FISHERMEN are being sought to get involved in a new project aimed at protecting specials of shark native to waters off the Fylde Coast.
Fleetwood and Blackpool based fishermen are among those being targeted to get involved the new campaign, which hopes to carry out a detailed survey into the quantities of each species of shark.
The scheme has been set up by The Shark Trust and a number of different commercial fishing organisations to help protect stocks in the seas around the UK.
Ken Moran, chief executive officer of Fleetwood Fish Producers Organisation, based in Poulton Street in the town, believes estimating stocks of shark in the Irish sea is irrelevant because there is currently no commercial shark fishing operation off the Fylde Coast.

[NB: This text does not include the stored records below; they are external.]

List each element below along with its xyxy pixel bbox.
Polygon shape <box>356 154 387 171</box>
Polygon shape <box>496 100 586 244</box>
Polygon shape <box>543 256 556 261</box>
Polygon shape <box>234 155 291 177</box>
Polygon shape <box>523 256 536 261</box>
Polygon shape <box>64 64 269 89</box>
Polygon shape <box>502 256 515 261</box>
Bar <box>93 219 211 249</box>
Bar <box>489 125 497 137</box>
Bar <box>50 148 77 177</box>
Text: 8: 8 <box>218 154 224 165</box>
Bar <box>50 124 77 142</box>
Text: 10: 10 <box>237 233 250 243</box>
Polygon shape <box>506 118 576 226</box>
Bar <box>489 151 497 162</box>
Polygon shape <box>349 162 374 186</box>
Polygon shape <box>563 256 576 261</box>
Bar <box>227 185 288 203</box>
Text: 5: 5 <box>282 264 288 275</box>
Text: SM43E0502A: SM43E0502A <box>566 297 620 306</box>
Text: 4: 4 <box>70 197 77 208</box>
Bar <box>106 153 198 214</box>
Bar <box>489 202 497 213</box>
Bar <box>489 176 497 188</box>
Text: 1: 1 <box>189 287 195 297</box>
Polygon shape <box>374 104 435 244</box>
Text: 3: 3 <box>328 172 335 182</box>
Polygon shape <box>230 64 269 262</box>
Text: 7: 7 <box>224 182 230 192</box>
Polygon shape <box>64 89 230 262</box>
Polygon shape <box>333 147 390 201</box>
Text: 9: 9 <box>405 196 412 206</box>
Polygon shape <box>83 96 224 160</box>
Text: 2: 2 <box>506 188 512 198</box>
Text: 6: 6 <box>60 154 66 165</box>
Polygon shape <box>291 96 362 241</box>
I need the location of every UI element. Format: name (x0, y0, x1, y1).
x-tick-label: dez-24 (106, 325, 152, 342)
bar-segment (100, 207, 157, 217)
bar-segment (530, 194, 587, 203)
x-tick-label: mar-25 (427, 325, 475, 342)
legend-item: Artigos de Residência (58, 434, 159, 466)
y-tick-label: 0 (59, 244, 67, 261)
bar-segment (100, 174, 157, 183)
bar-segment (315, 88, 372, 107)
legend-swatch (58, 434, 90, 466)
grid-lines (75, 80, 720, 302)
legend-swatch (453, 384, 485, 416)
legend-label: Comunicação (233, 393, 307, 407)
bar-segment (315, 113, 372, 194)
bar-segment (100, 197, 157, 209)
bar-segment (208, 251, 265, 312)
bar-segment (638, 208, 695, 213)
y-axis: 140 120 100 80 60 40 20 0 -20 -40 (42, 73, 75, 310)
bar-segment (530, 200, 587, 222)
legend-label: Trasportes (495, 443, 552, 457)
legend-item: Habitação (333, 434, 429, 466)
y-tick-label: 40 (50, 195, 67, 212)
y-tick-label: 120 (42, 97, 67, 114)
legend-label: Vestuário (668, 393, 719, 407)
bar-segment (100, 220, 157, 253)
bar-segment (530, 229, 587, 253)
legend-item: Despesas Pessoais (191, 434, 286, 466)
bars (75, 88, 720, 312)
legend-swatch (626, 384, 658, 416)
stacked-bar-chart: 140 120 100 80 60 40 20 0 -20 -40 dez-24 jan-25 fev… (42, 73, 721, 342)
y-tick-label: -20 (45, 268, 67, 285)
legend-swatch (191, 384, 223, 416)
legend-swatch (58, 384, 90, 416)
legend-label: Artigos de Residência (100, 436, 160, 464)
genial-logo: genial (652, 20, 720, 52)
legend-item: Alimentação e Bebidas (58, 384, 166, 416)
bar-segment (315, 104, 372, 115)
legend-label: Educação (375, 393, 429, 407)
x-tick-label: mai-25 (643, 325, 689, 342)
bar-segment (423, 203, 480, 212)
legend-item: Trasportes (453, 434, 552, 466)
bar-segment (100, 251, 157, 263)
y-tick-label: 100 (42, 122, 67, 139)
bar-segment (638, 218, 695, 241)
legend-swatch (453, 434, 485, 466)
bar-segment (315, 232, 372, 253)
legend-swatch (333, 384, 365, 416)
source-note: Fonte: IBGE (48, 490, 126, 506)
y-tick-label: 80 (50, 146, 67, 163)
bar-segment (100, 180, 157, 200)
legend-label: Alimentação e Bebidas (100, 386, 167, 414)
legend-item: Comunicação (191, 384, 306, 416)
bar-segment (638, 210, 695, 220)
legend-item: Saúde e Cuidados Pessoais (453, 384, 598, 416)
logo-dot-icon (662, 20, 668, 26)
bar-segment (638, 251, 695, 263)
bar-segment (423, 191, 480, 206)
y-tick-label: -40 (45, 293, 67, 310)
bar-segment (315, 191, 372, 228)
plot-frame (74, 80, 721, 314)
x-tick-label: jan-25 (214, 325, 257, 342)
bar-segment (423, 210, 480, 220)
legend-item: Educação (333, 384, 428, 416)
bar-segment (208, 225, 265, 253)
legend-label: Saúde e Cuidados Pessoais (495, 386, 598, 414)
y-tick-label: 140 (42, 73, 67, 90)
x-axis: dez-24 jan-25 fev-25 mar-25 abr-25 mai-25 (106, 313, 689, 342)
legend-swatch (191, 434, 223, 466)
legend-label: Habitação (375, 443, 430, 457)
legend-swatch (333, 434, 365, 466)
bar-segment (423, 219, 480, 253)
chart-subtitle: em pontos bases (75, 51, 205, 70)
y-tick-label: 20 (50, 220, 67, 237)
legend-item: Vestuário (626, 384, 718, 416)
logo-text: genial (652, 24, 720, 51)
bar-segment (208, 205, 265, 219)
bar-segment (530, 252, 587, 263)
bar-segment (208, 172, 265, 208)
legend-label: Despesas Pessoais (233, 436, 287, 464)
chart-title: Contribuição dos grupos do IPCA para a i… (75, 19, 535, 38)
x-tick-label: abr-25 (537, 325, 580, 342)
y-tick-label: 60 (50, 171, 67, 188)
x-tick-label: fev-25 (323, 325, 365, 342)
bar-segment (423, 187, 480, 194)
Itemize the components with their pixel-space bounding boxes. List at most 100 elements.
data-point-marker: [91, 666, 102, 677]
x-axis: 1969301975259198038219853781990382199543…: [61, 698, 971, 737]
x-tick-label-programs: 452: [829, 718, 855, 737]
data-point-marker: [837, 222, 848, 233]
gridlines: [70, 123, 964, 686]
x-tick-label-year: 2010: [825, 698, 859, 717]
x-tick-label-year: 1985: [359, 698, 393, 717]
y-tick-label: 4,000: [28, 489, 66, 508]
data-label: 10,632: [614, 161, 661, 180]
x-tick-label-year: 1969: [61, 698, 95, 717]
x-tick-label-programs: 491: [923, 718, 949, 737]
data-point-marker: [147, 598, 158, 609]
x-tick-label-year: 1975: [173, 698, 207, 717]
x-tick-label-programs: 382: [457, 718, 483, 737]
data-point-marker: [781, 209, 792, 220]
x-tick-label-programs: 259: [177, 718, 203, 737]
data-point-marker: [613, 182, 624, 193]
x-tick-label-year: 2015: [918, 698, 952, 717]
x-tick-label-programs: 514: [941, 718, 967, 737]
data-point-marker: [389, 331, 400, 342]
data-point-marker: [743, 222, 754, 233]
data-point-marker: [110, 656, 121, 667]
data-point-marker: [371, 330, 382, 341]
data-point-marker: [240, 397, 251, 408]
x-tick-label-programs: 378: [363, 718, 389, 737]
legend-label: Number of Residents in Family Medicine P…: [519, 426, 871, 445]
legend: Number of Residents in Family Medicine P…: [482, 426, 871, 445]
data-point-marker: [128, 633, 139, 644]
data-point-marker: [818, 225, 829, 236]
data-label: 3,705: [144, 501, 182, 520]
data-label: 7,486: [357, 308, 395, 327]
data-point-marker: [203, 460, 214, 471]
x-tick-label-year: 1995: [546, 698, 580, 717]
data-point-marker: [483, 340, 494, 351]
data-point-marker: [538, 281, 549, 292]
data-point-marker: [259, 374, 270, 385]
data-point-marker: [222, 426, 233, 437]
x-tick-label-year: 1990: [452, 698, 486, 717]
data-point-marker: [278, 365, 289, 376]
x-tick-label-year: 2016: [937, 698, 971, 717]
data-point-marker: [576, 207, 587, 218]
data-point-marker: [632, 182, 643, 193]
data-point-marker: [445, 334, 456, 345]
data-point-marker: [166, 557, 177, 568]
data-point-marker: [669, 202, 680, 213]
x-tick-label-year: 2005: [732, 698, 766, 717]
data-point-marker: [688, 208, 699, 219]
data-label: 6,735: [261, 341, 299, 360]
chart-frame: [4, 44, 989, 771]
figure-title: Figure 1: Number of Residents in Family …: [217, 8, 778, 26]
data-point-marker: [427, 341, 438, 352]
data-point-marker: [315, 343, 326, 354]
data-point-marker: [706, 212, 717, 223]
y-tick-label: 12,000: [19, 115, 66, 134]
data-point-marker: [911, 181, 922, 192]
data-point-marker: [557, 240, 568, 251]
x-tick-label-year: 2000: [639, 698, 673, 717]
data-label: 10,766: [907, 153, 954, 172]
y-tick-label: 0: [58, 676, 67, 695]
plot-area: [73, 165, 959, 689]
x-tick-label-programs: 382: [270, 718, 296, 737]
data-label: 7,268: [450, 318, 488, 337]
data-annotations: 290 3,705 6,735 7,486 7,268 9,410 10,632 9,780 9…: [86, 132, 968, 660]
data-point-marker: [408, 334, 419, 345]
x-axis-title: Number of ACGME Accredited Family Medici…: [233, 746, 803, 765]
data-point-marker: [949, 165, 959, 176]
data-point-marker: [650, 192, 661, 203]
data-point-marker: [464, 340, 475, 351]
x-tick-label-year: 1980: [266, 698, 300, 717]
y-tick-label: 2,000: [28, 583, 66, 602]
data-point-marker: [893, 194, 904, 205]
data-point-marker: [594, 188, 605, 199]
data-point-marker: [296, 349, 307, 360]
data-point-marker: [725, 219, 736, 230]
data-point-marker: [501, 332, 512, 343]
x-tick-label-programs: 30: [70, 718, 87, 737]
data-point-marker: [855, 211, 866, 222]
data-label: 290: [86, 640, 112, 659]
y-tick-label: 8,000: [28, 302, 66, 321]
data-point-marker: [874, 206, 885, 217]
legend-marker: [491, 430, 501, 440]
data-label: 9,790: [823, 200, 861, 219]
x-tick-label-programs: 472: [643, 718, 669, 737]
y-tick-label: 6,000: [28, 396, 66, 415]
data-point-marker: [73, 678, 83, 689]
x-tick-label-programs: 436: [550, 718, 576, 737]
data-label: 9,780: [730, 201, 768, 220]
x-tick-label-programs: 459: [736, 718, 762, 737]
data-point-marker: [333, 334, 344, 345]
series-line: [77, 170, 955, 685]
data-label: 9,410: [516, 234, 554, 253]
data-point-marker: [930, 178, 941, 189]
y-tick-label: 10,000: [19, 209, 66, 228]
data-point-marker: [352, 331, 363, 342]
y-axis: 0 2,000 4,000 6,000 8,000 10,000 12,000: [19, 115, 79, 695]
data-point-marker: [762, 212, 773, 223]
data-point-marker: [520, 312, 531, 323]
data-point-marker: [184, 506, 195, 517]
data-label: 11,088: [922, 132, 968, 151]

However, he admitted the conservation of sharks was important.
He said: “As far as I’m aware there’s only three species of shark that turn up round here.
“What The Shark Trust are bothered about is that sharks in the past have been finned and then thrown back into the sea alive.
“It happens in Africa and the Indian Ocean now, but apart from recreational fishing there’s no commercial shark fishing in the UK.
“The only way you could catch sharks is by picking some up in your net by trawling for other species of fish.
“If all the firms are no longer allowed to catch deep water sharks then that surely is a conservation measure.”
Mandy Knott, of the North West Fisheries and Conservation Authority, which is one of the organisations involved in setting up the project, said: “In the past there wasn’t a requirement to separate them out into the different species.
“It’s a project we’re very interested in because it’s hopefully going to come up with some more robust data on the species, so we’re looking forward to it.”
Ali Hood, director of conservation at The Shark Trust, said: “We’re currently in the process of engaging with different groups and different sectors.
“The key thing is we will be pleased to engage with fisherman from the Fylde Coast area and look forward to meeting people in the next few months.
“The project is focusing on North West England because in the past a lot of work of this nature has been focused on the South West so it’s great to be able to do this work in other regions.”
Fishermen at North Sea ports such as Grimsby, Hull and Whitby are also being sought for the project.
Fishermen participating in the project will be given materials to help identify various species currently under threat such as the small-spotted catshark, the starry smoothhound shark and the cuckoo ray.